Funeral directors are caregivers and administrators. They make the arrangements for transportation of the body, complete all necessary paperwork, and implement the choices made by the family regarding the funeral and final disposition of the body. They coordinate with cemeteries, churches, clergy, florists, newspapers, musicians and other agencies. They also bathe and embalm the deceased, if necessary and prepare the body for viewing.
One of the choices we all face is how to provide for our final expenses. We cannot predict when we will need these final expenses, but we all will. There are many details and decisions associated with a funeral, and unfortunately, they come at a time when people are least able to manage them. Making decisions now for your final expenses will spare your family from an extra burden when they are least able to manage it. Pre-arranging a funeral is a secure and sensible way to make these decisions ahead of time.
When compared to other major life cycle events, like births and weddings, funerals are not expensive. A wedding costs at least three times as much; but because it is a happy event, wedding costs are rarely criticized. A funeral home is a 24-hour, labor-intensive business, with extensive facilities (viewing rooms, chapels, limousines, hearses, etc.); these expenses must be factored into the cost of a funeral.
Embalming sanitizes and preserves the body, retards the decomposition process, and enhances the appearance of a body disfigured by traumatic death or illness. Embalming makes it possible to lengthen the time between death and the final disposition, thus allowing family members time to arrange and participate in the type of service most comforting to them.
No. Most states, however, require embalming when death was caused by a contagious disease, when remains are to be transported from one state to another by common carrier, when there will be a public visitation or if final disposition is not to be made within a certain time frame. Embalming is not required for immediate burials or cremations.
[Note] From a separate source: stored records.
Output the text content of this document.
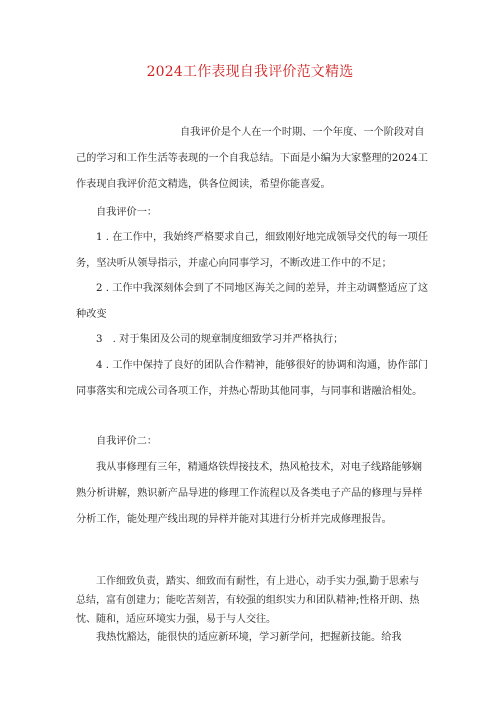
2024工作表现自我评价范文精选

自我评价是个人在一个时期、一个年度、一个阶段对自己的学习和工作生活等表现的一个自我总结。下面是小编为大家整理的2024工作表现自我评价范文精选，供各位阅读，希望你能喜爱。

自我评价一：

1 . 在工作中，我始终严格要求自己，细致刚好地完成领导交代的每一项任务，坚决听从领导指示，并虚心向同事学习，不断改进工作中的不足；

2 . 工作中我深刻体会到了不同地区海关之间的差异，并主动调整适应了这种改变

3　. 对于集团及公司的规章制度细致学习并严格执行；

4 . 工作中保持了良好的团队合作精神，能够很好的协调和沟通，协作部门同事落实和完成公司各项工作，并热心帮助其他同事，与同事和谐融洽相处。

自我评价二：

我从事修理有三年，精通烙铁焊接技术，热风枪技术，对电子线路能够娴熟分析讲解，熟识新产品导进的修理工作流程以及各类电子产品的修理与异样分析工作，能处理产线出现的异样并能对其进行分析并完成修理报告。

工作细致负责，踏实、细致而有耐性，有上进心，动手实力强,勤于思索与总结，富有创建力；能吃苦刻苦，有较强的组织实力和团队精神;性格开朗、热忱、随和，适应环境实力强，易于与人交往。

我热忱豁达，能很快的适应新环境，学习新学问，把握新技能。给我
The casket and cremation discount stores do not have a history of longevity in the business. Several people have purchased units from these stores and before they knew it, these stores were out of business. Because of their short lived existence, many people who have purchased products have had no product for their service. Casket and cremation retail stores also have limited suppliers for merchandise; therefore, they do not carry any liability agreement on units that may have already been purchased by the family.
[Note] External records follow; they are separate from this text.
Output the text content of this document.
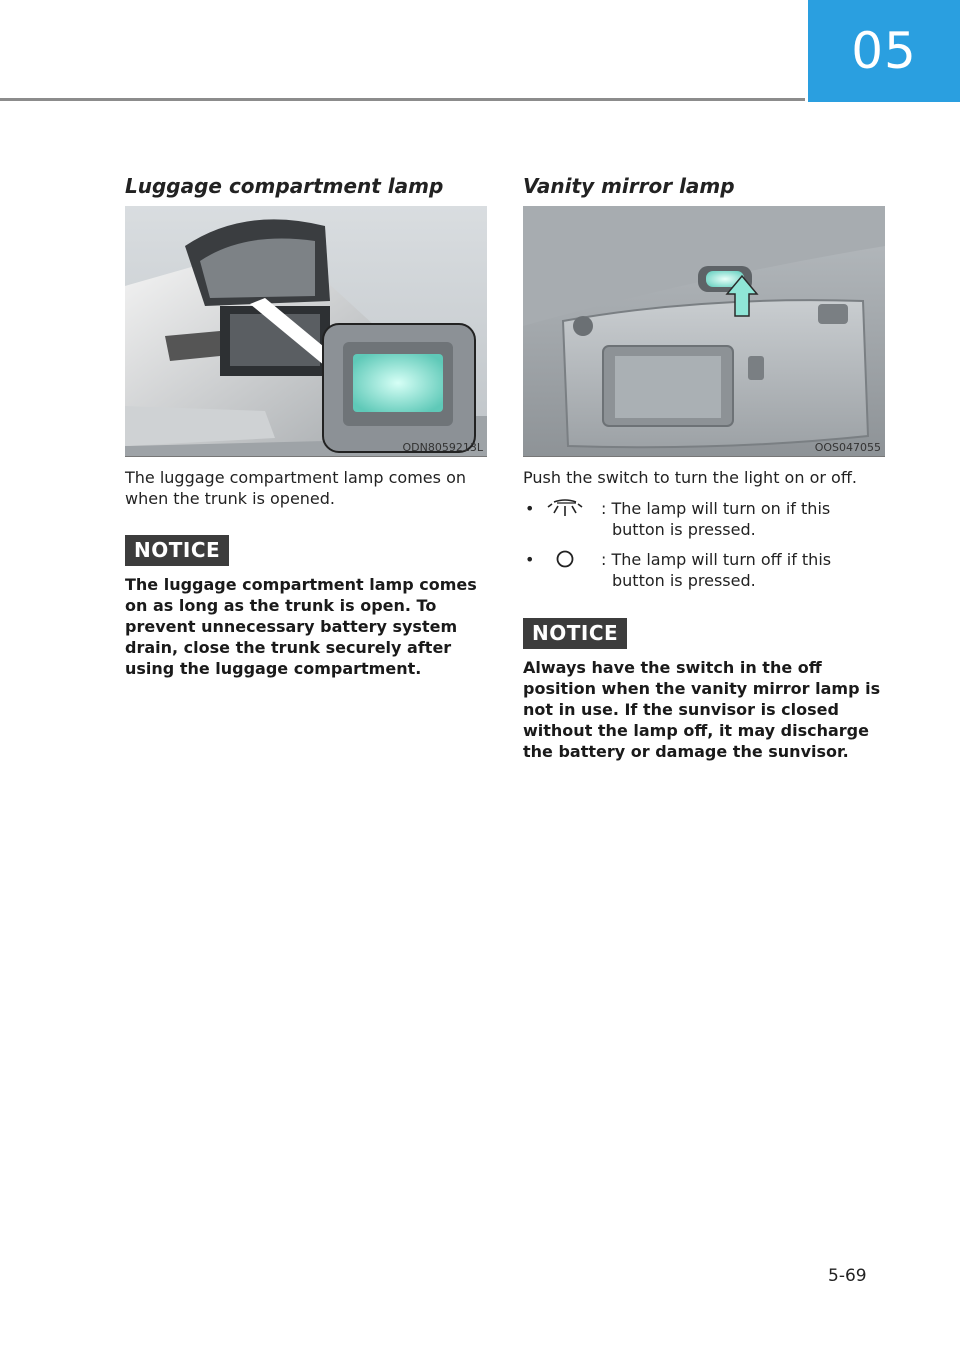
05
Luggage compartment lamp
ODN8059213L

The luggage compartment lamp comes on when the trunk is opened.

NOTICE

The luggage compartment lamp comes on as long as the trunk is open. To prevent unnecessary battery system drain, close the trunk securely after using the luggage compartment.

Vanity mirror lamp
OOS047055

Push the switch to turn the light on or off.

•	: The lamp will turn on if this button is pressed.
•	: The lamp will turn off if this button is pressed.
NOTICE

Always have the switch in the off position when the vanity mirror lamp is not in use. If the sunvisor is closed without the lamp off, it may discharge the battery or damage the sunvisor.

5-69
Absolutely; there is nothing more special than the loving care and touch that a family puts into building the casket or urn for their loved one.
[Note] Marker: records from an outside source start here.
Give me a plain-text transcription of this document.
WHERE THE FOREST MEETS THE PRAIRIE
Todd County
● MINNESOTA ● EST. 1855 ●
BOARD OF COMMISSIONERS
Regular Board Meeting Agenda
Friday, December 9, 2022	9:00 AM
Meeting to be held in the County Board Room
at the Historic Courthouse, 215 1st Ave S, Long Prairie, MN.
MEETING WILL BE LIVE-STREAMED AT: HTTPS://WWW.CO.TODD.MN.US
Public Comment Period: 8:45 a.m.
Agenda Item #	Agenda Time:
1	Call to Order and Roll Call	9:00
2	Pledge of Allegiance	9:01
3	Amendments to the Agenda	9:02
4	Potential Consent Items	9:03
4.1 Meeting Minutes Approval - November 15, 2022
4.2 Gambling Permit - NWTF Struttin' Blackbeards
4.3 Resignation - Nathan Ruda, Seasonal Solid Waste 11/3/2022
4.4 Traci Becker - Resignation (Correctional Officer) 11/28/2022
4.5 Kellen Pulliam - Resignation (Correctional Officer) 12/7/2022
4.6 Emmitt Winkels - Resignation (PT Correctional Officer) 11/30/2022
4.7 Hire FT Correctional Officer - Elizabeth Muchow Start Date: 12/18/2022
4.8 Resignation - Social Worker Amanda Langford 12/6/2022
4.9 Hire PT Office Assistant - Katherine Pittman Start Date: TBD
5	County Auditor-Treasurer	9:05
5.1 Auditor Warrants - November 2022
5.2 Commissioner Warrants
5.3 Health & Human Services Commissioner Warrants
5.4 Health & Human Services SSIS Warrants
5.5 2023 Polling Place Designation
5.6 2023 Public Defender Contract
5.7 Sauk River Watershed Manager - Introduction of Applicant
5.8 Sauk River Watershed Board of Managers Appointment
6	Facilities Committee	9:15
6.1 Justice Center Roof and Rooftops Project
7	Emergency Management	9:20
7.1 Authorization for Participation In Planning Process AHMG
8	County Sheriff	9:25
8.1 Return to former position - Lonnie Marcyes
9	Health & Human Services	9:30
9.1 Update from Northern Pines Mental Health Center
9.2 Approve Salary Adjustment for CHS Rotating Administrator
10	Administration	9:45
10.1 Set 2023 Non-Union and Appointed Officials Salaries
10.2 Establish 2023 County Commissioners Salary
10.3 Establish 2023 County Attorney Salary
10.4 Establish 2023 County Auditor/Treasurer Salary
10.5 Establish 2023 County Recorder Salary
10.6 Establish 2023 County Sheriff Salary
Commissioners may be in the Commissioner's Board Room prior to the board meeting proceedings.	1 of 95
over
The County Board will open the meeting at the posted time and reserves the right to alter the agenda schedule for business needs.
Whether you are preplanning for yourself or choosing for a loved one, a casket selection is a very personal decision. The casket should reflect the personality, life-style and taste of your loved one. Many caskets can be personalized through embroidery, engraving, changeable corners or memory pockets/drawers. The casket serves as your final tribute to your loved one's life.
Cremation is a highly personal choice. For some, it is a departure from family burial tradition. Choosing cremation is a reflection of an individual's beliefs and preferences. There are various reasons why people choose cremation over burial. These reasons range from environmental concerns to religious beliefs
Yes, you can have a funeral if you choose cremation. Cremation can take place either before or after a funeral depending on what type of service is selected. So, it is possible to have a viewing, funeral service and/or burial.
The body will be transported to the crematory in an alternative container (an unfinished fiberboard box) or casket selected by the family that is required by the state and/or crematory. During cremation, the body is exposed to intense heat (1400 - 2000 degrees Fahrenheit) for a period of two to three hours, depending on the size of the body. During this time all matter is consumed with the exception of bone fragments, metal casket hinges, jewelry or prostheses. After the cremation is complete, the cremated remains are allowed to cool and then removed from the cremation chamber.
What you choose to do with the cremated remains is a personal decision. Most people choose to have the urn buried in a cemetery or placed into a mausoleum or columbarium niche. Others choose to keep the cremated remains at home or scatter them in a meaningful location.
Deciding what will be done with cremated remains may help you decide what type of urn to select. An urn can serve as an important focal point at a funeral or memorial service. There are also urn styles that are especially appropriate when scattering is chosen. Though most people find it easier to select an urn at the same time as other funeral or memorial arrangements are made, an urn can also be purchased at a later time. When you choose an urn, you are creating a permanent memorial, one that reflects your loved one's character and your personal taste.